Strutturato come una fiaba moderna e caratterizzato da una struttura narrativa che mescola la fiaba al dramma fino ad arrivare alle venature horror, White God è l’ultimo grido di protesta cinematografico nei confronti dell’intolleranza contro la diversità. Attraverso una prospettiva simbolica, il regista ungherese pone i cani abbandonati come metafora sociale di una classe meno privilegiata e meno fortunata. Dopo il suo abbandono Hagen, il cane protagonista del film, scoprirà a sue spese cosa significa passare da una situazione agiata ed amata a essere reietto della società.

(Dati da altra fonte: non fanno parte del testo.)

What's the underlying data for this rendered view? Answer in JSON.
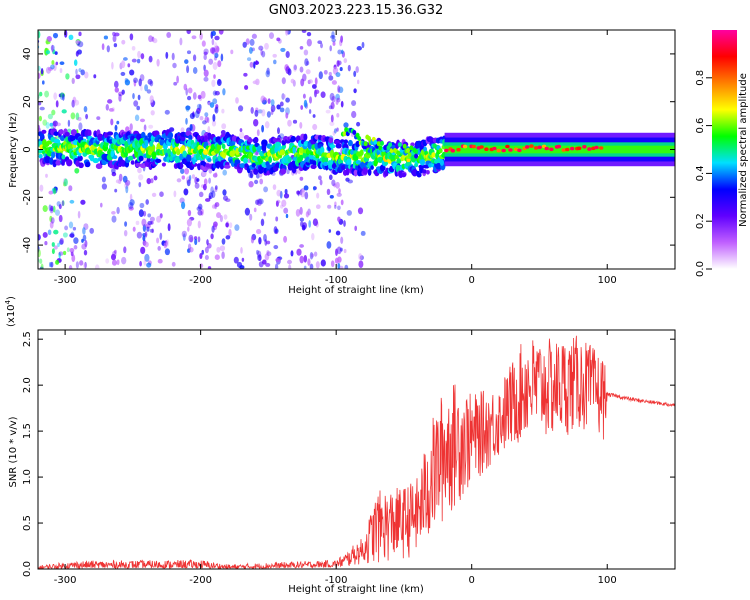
{
  "title": "GN03.2023.223.15.36.G32",
  "chart_data": [
    {
      "type": "heatmap",
      "name": "spectrogram",
      "xlabel": "Height of straight line (km)",
      "ylabel": "Frequency (Hz)",
      "xlim": [
        -320,
        150
      ],
      "ylim": [
        -50,
        50
      ],
      "xticks": [
        -300,
        -200,
        -100,
        0,
        100
      ],
      "yticks": [
        -40,
        -20,
        0,
        20,
        40
      ],
      "colorbar": {
        "label": "Normalized spectral amplitude",
        "range": [
          0,
          1
        ],
        "ticks": [
          0.0,
          0.2,
          0.4,
          0.6,
          0.8
        ],
        "colormap": [
          "#ffffff",
          "#c060ff",
          "#6000ff",
          "#0000ff",
          "#00e0ff",
          "#00ff00",
          "#ffff00",
          "#ff8000",
          "#ff0000",
          "#ff00a0"
        ]
      },
      "ridge": [
        {
          "x": -310,
          "f": 1
        },
        {
          "x": -280,
          "f": 0
        },
        {
          "x": -250,
          "f": 0
        },
        {
          "x": -220,
          "f": 0
        },
        {
          "x": -180,
          "f": -1
        },
        {
          "x": -150,
          "f": -3
        },
        {
          "x": -120,
          "f": -1
        },
        {
          "x": -100,
          "f": -3
        },
        {
          "x": -80,
          "f": -3
        },
        {
          "x": -60,
          "f": -4
        },
        {
          "x": -40,
          "f": -4
        },
        {
          "x": -20,
          "f": -1
        },
        {
          "x": 0,
          "f": 1
        },
        {
          "x": 50,
          "f": 0
        },
        {
          "x": 100,
          "f": 0
        },
        {
          "x": 150,
          "f": 1
        }
      ],
      "branch": [
        {
          "x": -95,
          "f": 8
        },
        {
          "x": -80,
          "f": 4
        },
        {
          "x": -60,
          "f": 1
        },
        {
          "x": -40,
          "f": -1
        }
      ],
      "peak_band": {
        "x_start": -20,
        "x_end": 95,
        "value": 0.95
      }
    },
    {
      "type": "line",
      "name": "snr",
      "xlabel": "Height of straight line (km)",
      "ylabel": "SNR (10 * v/v)",
      "multiplier_label": "(x10",
      "multiplier_exp": "4",
      "multiplier_close": ")",
      "xlim": [
        -320,
        150
      ],
      "ylim": [
        0,
        2.6
      ],
      "xticks": [
        -300,
        -200,
        -100,
        0,
        100
      ],
      "yticks": [
        0.0,
        0.5,
        1.0,
        1.5,
        2.0,
        2.5
      ],
      "color": "#ee3333",
      "envelope": [
        {
          "x": -320,
          "lo": 0.0,
          "hi": 0.04
        },
        {
          "x": -290,
          "lo": 0.01,
          "hi": 0.09
        },
        {
          "x": -200,
          "lo": 0.01,
          "hi": 0.1
        },
        {
          "x": -180,
          "lo": 0.0,
          "hi": 0.05
        },
        {
          "x": -100,
          "lo": 0.02,
          "hi": 0.1
        },
        {
          "x": -80,
          "lo": 0.05,
          "hi": 0.35
        },
        {
          "x": -70,
          "lo": 0.05,
          "hi": 0.85
        },
        {
          "x": -50,
          "lo": 0.1,
          "hi": 0.9
        },
        {
          "x": -40,
          "lo": 0.15,
          "hi": 1.0
        },
        {
          "x": -30,
          "lo": 0.3,
          "hi": 1.6
        },
        {
          "x": -20,
          "lo": 0.5,
          "hi": 2.0
        },
        {
          "x": -10,
          "lo": 0.7,
          "hi": 2.05
        },
        {
          "x": 0,
          "lo": 0.9,
          "hi": 1.9
        },
        {
          "x": 20,
          "lo": 1.2,
          "hi": 2.0
        },
        {
          "x": 40,
          "lo": 1.4,
          "hi": 2.55
        },
        {
          "x": 60,
          "lo": 1.4,
          "hi": 2.5
        },
        {
          "x": 80,
          "lo": 1.5,
          "hi": 2.55
        },
        {
          "x": 98,
          "lo": 1.4,
          "hi": 2.3
        },
        {
          "x": 100,
          "lo": 1.88,
          "hi": 1.92
        },
        {
          "x": 120,
          "lo": 1.82,
          "hi": 1.86
        },
        {
          "x": 150,
          "lo": 1.76,
          "hi": 1.8
        }
      ]
    }
  ]
}
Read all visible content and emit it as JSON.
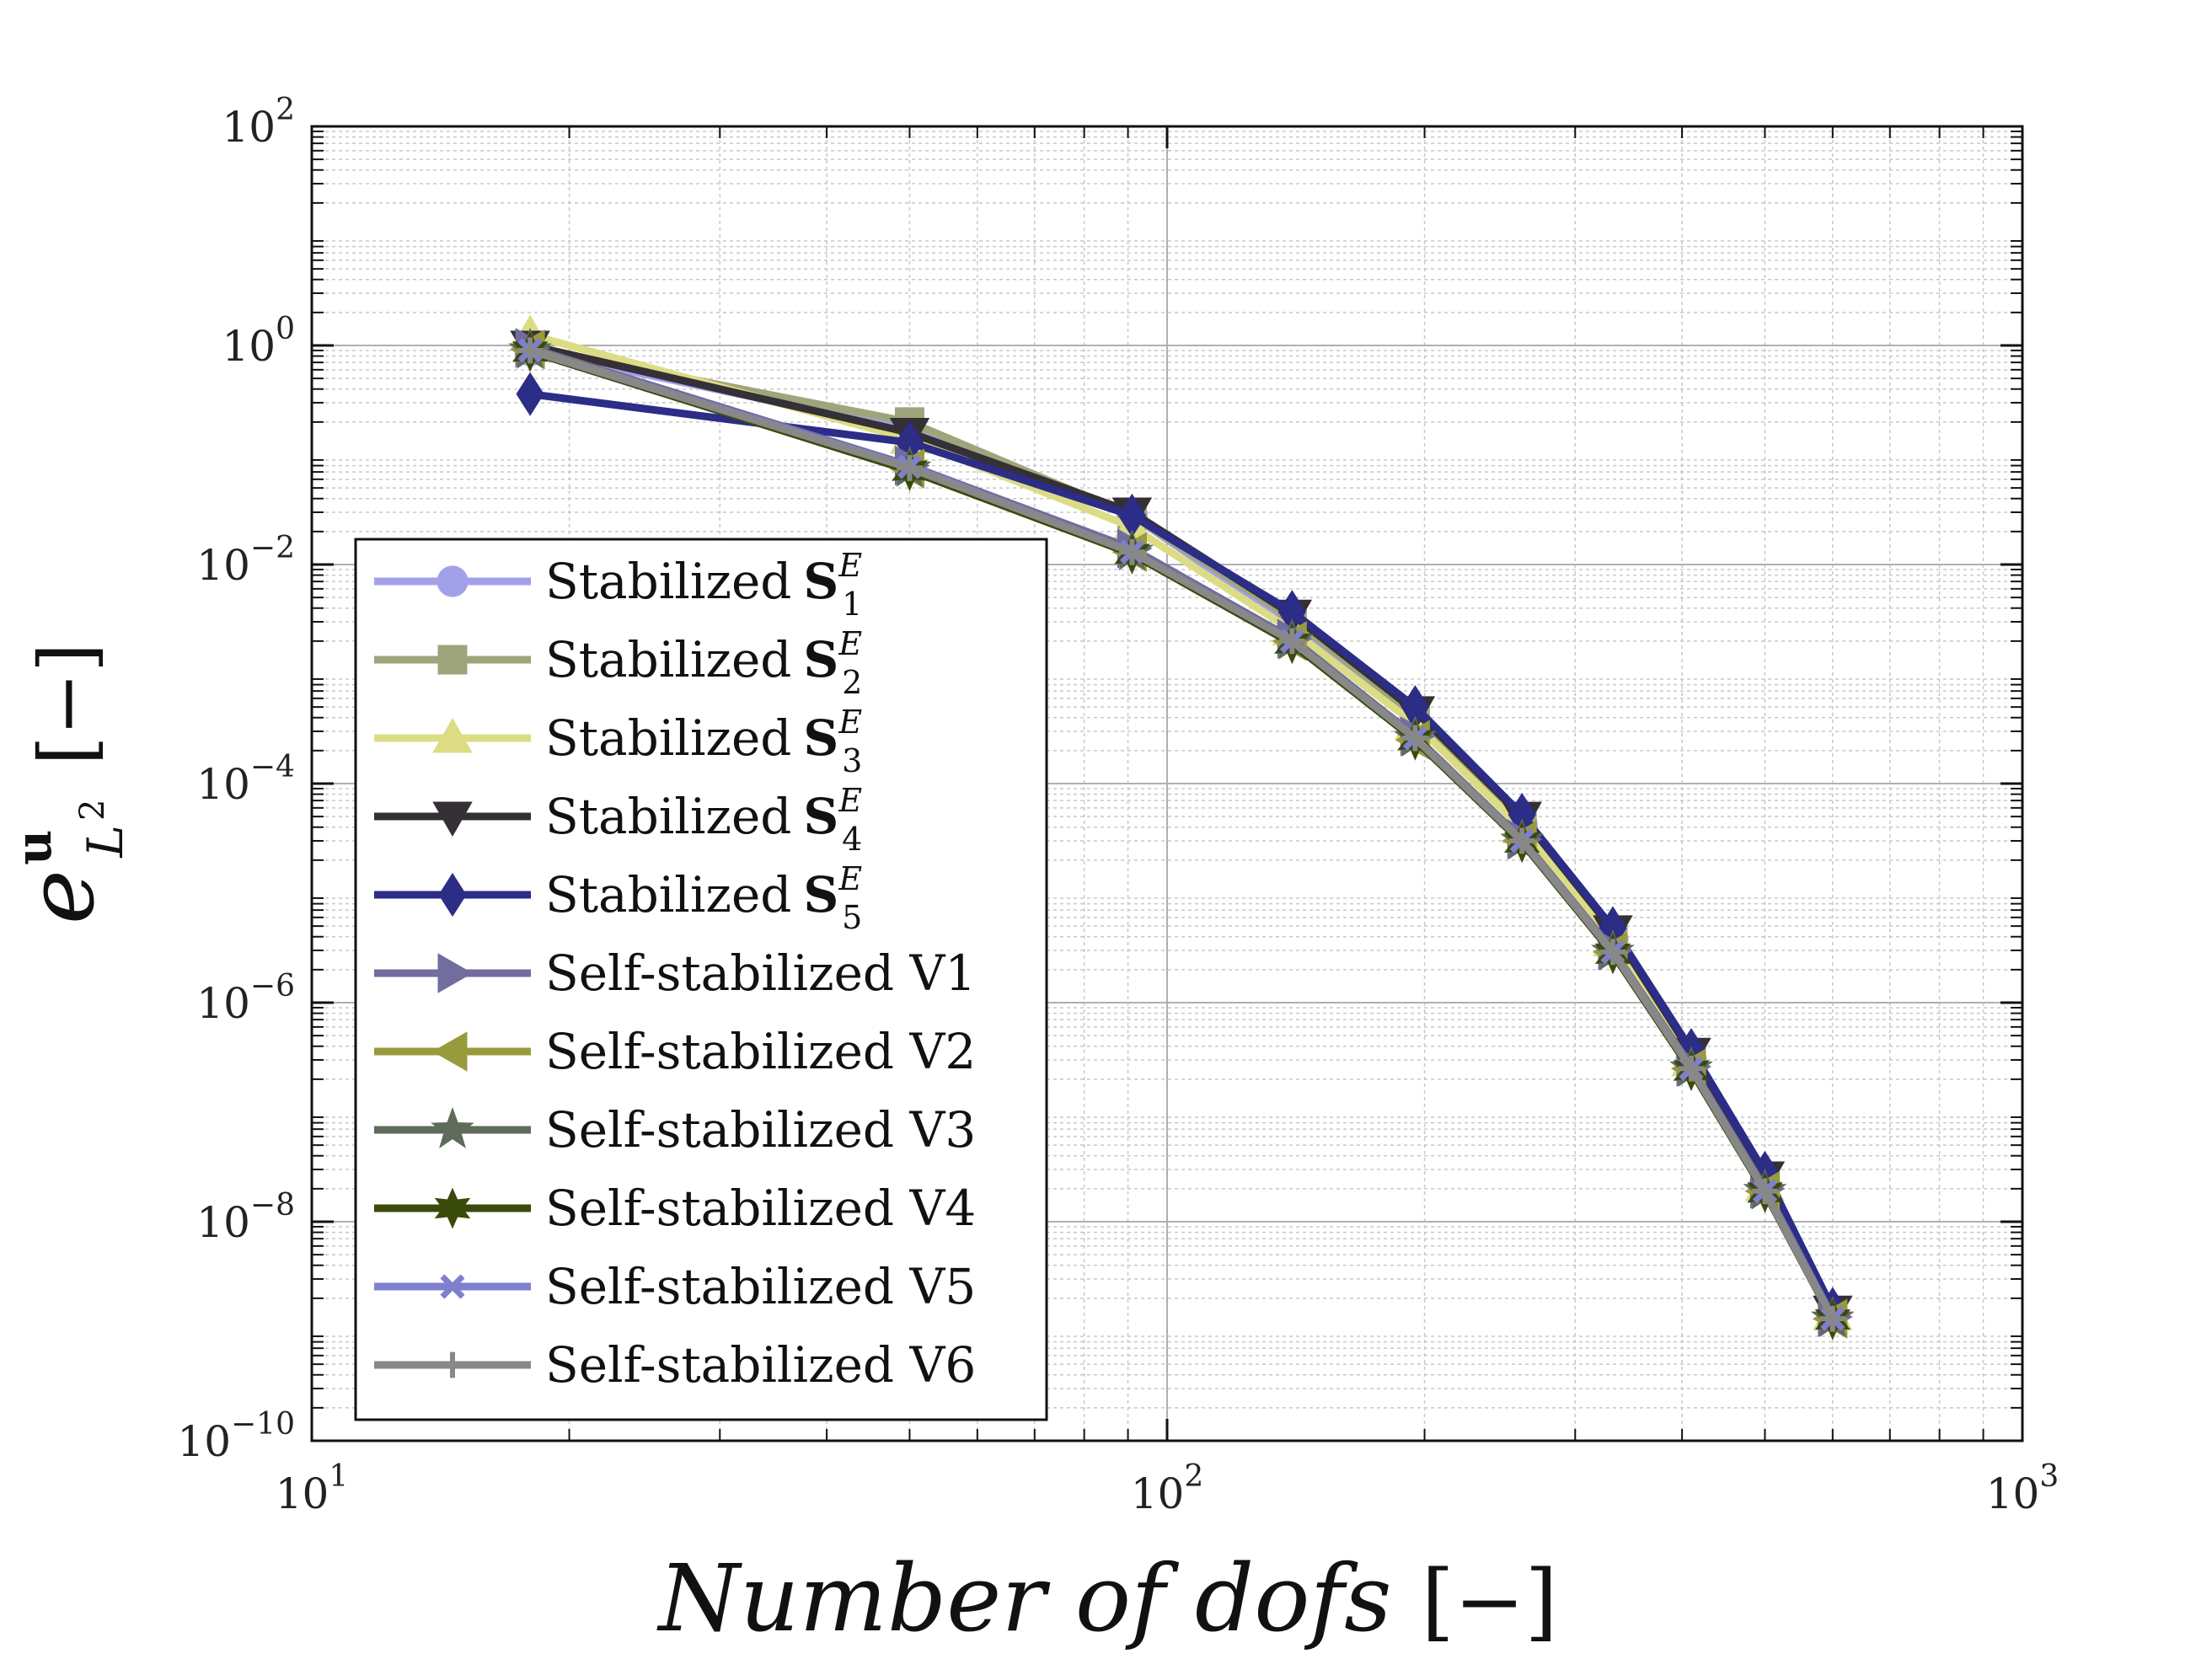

Immagine bruttale e tagliente dell’insofferenza bigotta delle classi privilegiate, White God, è un intrigante grido di opposizione alla stupidità e cattiveria dell’essere umano, alla sua presunzione di essere migliore degli altri soprattutto se deboli, emarginati o poveri. Un film che fin dal titolo, Dio Bianco, guarda alla simbologia per rappresentare e denunciare ogni tipo di stupido preconcetto mentale. Non tutti avranno la capacità di capire o approfondire le tematiche di un’opera fin troppo ambiziosa e di non facile digeribilità ne collocazione. Vittima dei suoi continui cambi di rotta White God si compiace troppo della sua struttura metaforica infischiandosene completamente, e fin troppo ambiziosamente, di smarrire le attenzioni dello spettatore occasionale. Un errore per un certo verso paradossale per un’opera che guarda all’emarginazione.